The carriers in particular used to view this as a huge future revenue stream, seeing it much like how people billed ringtones and the few apps that primitive smartphones used to have to their phone bill, except now they'd have thousands of dollars a month passing through them each month. Not only could they take a cut, they'd gain access to all that valuable market intel.
They're probably really pissed a few of them made a deal with Steve Jobs and let the phone OEMs eventually take back the ironclad control carriers used to have over all the phones on their network, so now that future revenue stream has vanished in a puff of smoke. But they're going to fight like hell to prevent someone else from taking what they viewed as "their" future. Even the biggest Apple haters ought to thank them for that, because say what you will about Steve Jobs, he was good as getting companies to do things that were against their long term interest for short term gain (i.e. breaking the "album" concept and selling almost all music as singles today)

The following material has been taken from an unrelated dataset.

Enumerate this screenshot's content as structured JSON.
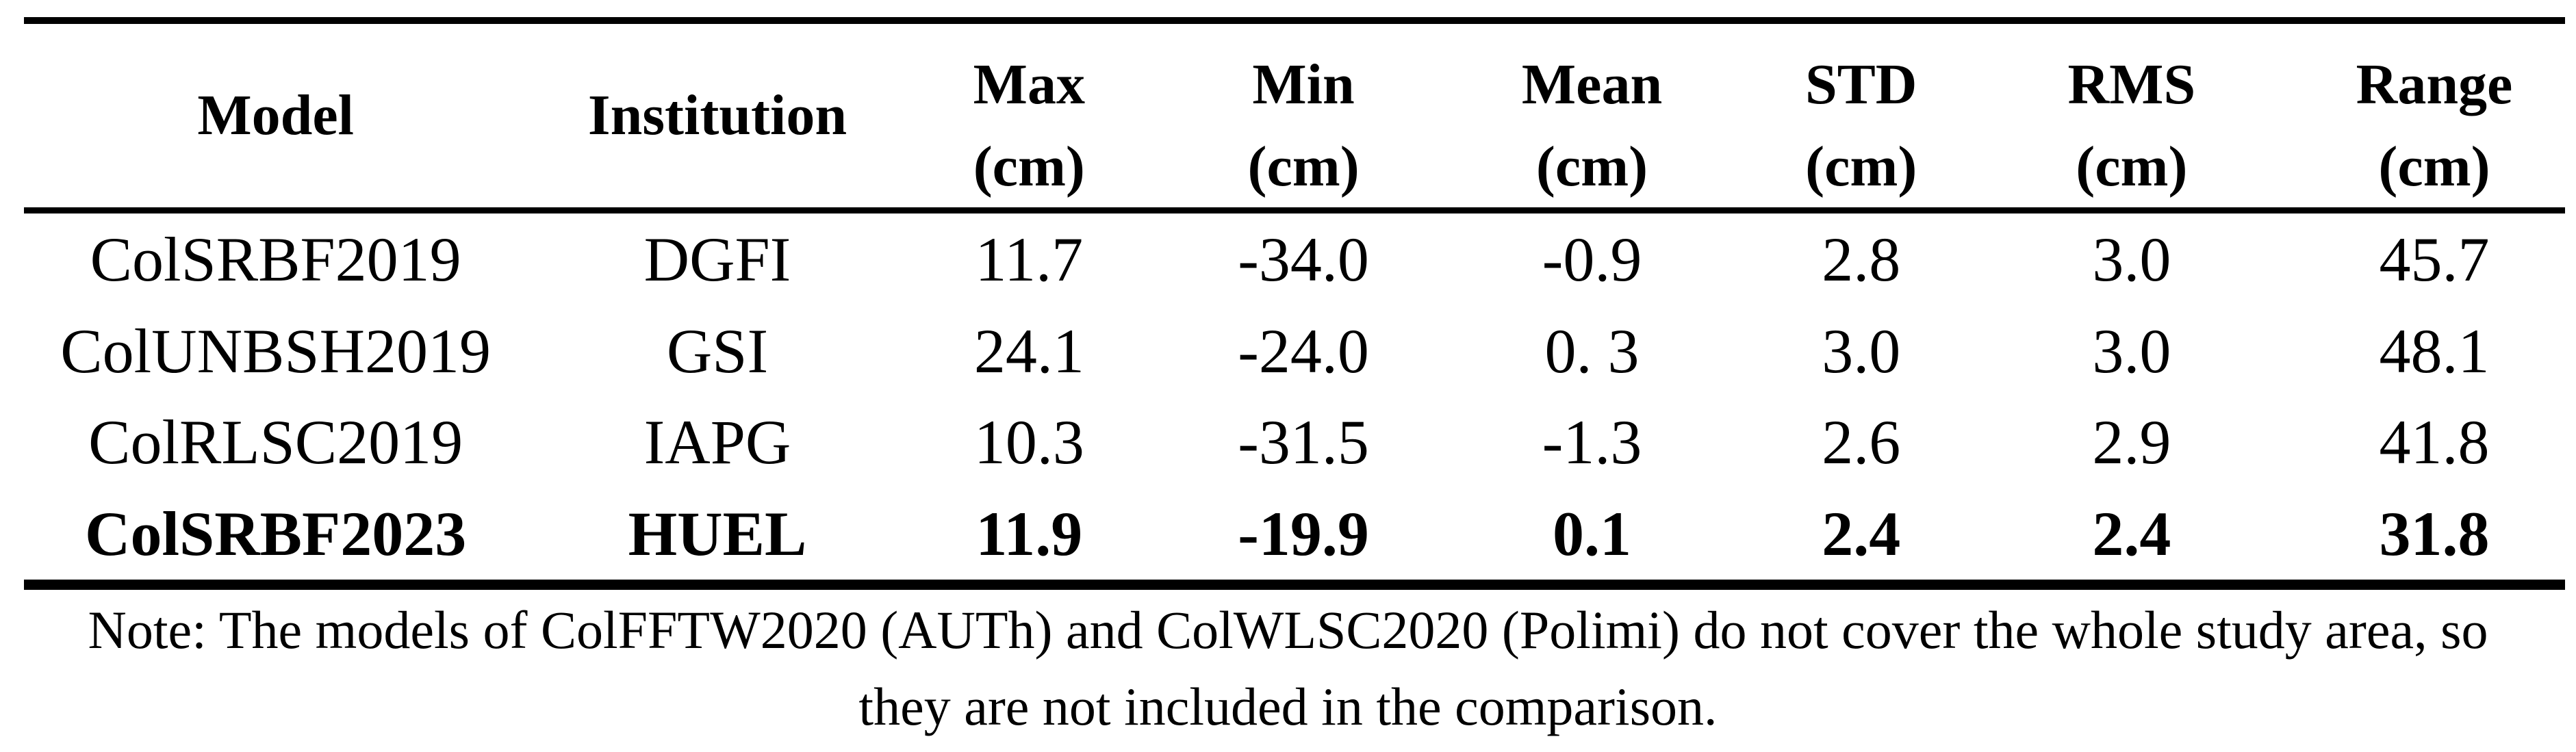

The biggest problem is giving consumers a reason to want to pay via NFC, beyond "hey look what my phone can do". Unless they bribe them with bigger rewards than they can otherwise get, without alienating shop owners by demanding higher interchange fees, I don't see why this will ever be anything but a niche market for geeks who care more about technology than practicality.
Re: Please explain
My guess is that NFC "secure element" is at least partially under the control of the bank or MasterCard. Problem with paying with CC over the Internet is transmission of "means of payment data" instead of "transaction authorization data". The application of secure element on client side is meant to provide authorization of payment, much the same way as typing PIN at POS. Which of course may leak your data too, but is still more secure than handing your CC to waiter who walks away with it "for a second" (which is what happens when you fill CC details on seller's website).